The 2005 list is the second edition of the publication, and again this year the list has received international attention because it compares universities not from one country or region, but from across the globe. The rankings also combine academic statistics of each university with the opinions of experts from around the world.

To rank the schools with more consistency and accuracy than the 2004 list, The Times Higher surveyed over 2,000 research-active academics with knowledge of academic institutions in their region. TImes Higher hopes this comprehensive research will improve the overall accuracy and inclusion.

Times Higher Editor John O’Leary wrote that the new list has “a bigger poll of academics, more complete statistics, and the addition of a survey of global recruiters.”

Changes in the methodology of the evaluations are the reason many schools like Cornell have shifted places.

While all of the Ivies and many other top U.S. schools are represented, the order in which they appear is very different from popular American lists such as U.S. News and World Report. The differences between the two rankings lie in the scales used by each publication.

The Times Higher uses six categories to compute an overall score for each university. Schools are evaluated on each criterion and then given an overall score.
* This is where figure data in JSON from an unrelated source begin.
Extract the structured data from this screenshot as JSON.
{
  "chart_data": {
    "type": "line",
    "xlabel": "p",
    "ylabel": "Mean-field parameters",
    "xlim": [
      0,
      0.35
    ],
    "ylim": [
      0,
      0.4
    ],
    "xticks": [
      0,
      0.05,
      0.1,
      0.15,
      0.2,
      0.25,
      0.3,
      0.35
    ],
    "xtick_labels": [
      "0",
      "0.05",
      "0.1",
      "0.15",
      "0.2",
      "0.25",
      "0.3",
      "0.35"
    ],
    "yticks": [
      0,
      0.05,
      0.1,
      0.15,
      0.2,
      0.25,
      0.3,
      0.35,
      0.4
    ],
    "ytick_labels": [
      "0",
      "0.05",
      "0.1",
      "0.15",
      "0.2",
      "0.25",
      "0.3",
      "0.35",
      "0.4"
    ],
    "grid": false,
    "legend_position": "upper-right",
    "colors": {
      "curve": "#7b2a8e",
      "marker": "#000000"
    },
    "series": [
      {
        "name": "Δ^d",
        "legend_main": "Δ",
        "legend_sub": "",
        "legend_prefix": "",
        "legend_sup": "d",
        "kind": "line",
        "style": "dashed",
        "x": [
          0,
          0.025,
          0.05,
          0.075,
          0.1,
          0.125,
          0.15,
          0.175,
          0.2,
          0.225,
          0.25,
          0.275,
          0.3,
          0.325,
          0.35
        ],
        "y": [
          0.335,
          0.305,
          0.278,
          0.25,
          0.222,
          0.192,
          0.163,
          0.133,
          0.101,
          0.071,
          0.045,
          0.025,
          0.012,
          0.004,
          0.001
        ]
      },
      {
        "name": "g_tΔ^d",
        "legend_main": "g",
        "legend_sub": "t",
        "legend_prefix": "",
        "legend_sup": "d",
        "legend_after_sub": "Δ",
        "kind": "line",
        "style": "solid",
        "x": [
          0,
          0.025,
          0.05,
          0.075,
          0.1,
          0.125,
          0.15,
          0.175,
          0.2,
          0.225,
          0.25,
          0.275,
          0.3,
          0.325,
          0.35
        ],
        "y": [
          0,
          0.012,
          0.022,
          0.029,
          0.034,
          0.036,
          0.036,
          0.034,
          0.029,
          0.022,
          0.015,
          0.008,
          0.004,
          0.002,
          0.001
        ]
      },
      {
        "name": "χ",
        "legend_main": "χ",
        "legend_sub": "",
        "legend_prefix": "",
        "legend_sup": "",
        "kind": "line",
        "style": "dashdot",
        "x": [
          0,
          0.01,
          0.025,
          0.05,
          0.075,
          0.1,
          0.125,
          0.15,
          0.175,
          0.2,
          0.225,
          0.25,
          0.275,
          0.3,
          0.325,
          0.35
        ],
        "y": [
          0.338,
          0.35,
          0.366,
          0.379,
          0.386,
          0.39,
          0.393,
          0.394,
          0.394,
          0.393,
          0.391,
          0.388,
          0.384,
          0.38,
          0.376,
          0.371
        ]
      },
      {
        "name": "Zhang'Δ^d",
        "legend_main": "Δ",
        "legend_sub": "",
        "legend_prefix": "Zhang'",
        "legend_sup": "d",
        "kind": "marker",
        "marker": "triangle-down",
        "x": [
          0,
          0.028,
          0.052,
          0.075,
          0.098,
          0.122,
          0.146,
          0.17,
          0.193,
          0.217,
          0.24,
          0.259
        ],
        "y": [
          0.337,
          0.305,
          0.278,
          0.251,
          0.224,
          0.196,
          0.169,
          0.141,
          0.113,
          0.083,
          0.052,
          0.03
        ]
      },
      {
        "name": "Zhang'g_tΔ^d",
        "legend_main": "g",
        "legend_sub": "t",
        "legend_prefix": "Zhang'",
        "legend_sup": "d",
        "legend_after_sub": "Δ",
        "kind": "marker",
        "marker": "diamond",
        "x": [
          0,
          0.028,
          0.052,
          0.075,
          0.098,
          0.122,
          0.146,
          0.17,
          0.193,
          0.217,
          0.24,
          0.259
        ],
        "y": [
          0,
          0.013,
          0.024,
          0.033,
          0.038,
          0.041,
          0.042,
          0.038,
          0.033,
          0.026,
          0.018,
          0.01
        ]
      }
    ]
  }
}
Unlike college rankings lists that use overall university statistics such as retention rates and selectivity, the categories used by the Times Higher are more focused on the academic quality of the university, such as international academic reputation.

“The core of our analysis is peer review, which has long been accepted as the most reliable means of gauging institutional quality,” wrote Martin Ince of The Times Higher.

Of the six criteria used, peer review is the most significant and constitutes 40 percent of a school’s score. Cornell’s peer review score was a 56, the same as Columbia’s. Only Harvard Princeton and Yale in the Ivy League had higher peer review scores.

“We’re well-known all over the world because we have a global reach,” said Simeon Moss ’73, Cornell’s press office director.

Also evaluated are the schools’ abilities to recruit successful students (10 percent), student/faculty ratio (20 percent), amount of international students and faculty (5 percent each) and faculty citations (20 percent).

Cornell’s overall score was 58.1. Its highest mark was in recruitment with a score of 71 out of a possible 100, while an 11 in the international faculty rating was the lowest score.

Also published alongside the international top 200 list were top 50 rankings organized by continent. In North America, Cornell rose from 14th place to ninth. In the North American list, Cornell is fourth among the Ivies, behind Harvard, Yale and Princeton.

Compared to science universities internationally, Cornell ranked 11th. In social science, Cornell finished 16th.

“It is gratifying to know that people recognize the excellence of Cornell,” Moss said of the rankings list.